The objective of this research is to develop a robust algorithm capable of detecting lanes on a roadway, alongside calculating and displaying critical features such as the offset from the center of the lane and the radius of curvature of the road.
🔍 CNN Model:
The proposed methodology employs a SegNet architecture with specific optimizations. This architecture leverages encoder-decoder pairs to generate feature maps for classification at various resolutions. The input to the model is an image of a road, while the labeled output is an image with the lane highlighted in a single RGB channel. Thus, the CNN model's output is an image with the lane marked in a single RGB channel.
- Data Set: The dataset comprises 13,000 inputs and corresponding labels, each with dimensions of 80 x 160 pixels.
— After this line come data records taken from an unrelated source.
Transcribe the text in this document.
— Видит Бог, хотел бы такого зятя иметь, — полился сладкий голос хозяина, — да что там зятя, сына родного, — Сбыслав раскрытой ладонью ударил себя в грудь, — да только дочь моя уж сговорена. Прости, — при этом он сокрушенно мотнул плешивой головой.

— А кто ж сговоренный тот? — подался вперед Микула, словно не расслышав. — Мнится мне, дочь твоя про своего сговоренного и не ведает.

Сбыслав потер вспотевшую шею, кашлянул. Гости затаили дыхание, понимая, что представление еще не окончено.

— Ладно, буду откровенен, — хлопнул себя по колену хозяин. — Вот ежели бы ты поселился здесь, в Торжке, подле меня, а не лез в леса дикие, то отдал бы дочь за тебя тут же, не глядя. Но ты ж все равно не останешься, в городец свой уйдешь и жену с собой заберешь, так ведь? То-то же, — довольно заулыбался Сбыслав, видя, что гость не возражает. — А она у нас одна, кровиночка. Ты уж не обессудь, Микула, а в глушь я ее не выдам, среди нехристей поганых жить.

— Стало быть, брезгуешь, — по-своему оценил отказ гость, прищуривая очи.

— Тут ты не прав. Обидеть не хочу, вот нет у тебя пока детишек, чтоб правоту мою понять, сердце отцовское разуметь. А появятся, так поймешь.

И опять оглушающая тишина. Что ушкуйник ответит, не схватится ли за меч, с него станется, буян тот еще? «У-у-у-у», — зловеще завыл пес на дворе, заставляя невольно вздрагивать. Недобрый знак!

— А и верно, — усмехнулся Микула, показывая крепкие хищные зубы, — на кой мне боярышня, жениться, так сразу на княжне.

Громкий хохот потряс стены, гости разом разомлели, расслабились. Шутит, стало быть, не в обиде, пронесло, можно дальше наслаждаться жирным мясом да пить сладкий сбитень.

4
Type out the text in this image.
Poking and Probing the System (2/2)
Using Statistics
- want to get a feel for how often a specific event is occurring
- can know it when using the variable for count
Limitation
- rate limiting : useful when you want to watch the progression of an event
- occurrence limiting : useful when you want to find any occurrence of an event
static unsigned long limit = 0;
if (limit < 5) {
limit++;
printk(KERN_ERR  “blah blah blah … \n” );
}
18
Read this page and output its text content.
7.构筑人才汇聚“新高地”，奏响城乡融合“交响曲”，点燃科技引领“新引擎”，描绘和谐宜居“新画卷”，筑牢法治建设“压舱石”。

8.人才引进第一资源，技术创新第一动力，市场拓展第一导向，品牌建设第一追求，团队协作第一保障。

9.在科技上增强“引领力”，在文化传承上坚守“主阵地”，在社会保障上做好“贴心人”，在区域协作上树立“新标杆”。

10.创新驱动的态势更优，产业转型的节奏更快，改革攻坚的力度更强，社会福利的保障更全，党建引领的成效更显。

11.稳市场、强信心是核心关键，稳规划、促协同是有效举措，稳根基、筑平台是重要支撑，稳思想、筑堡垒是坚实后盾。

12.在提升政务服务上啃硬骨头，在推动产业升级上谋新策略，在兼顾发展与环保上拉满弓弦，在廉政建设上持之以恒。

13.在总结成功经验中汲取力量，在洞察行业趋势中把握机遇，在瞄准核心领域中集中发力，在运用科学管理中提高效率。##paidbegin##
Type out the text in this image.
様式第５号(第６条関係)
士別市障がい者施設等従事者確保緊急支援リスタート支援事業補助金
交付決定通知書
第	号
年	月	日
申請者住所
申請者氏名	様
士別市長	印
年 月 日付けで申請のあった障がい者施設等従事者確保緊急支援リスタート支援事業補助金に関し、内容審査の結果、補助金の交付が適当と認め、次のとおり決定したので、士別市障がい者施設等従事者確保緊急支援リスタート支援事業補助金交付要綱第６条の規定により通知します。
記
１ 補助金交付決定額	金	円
- Tools/Packages: Keras, Scikit-learn
- Language: Python
🧩 Architecture:
- Encoding Layer: This layer consists of 7 convolutional layers interspersed with max-pooling and dropout layers to enhance feature extraction and prevent overfitting.
- LSTM Layer: Incorporates 2 LSTM layers with resizing operations after each layer to maintain consistent matrix dimensions, facilitating temporal feature learning.
- Decoding Layer: Comprises 7 layers of transposed convolution (deconvolution) with intermittent upsampling and dropout layers, reconstructing the spatial dimensions of the input image.
- Optimizer: Adam optimizer is utilized to minimize the loss function.
- Loss Function: Mean squared error is employed as the loss function to measure the reconstruction quality.
📊 Results:
- Batch Size: 128
- Epochs: 10
- Accuracy:
- Without LSTM layers: 92%
- With LSTM layers: 93.5%
🔍 Model:
The trained CNN model parameters are applied to live camera or video feed to identify the lane markings. Subsequent feature extraction is performed using OpenCV functions and mathematical computations.
- Tools/Packages: OpenCV
- Language: Python
🧩 Architecture:
- Edge Detection: Edge detection techniques are employed to delineate the lane boundaries, followed by a perspective transform to obtain a perpendicular view of the lane.
- Lane Identification: The sliding window technique is used to segregate the left and right lane boundaries.
- Polynomial Fit: A polynomial fit curve function is utilized to derive the quadratic function representing the curvature of the lane.
- Feature Calculation: Based on the derived quadratic function, the radius of curvature and the offset from the center of the lane are computed using precise mathematical formulas.
📊 Results:
- Offset Calculation: Achieves results within a 1-2 meter range, deemed ideal for practical applications.
- Radius of Curvature: Two distinct radii of curvature are computed for the left and right lane boundaries, correlating well with the visual curvature observed in the road imagery.
The lane detection algorithm developed in this study demonstrates effective performance on recorded road video data, successfully identifying lane boundaries and calculating key features such as the offset and radius of curvature. Further real-time deployment and testing are necessary to validate the model's accuracy and refine the mathematical calculations involved in feature extraction.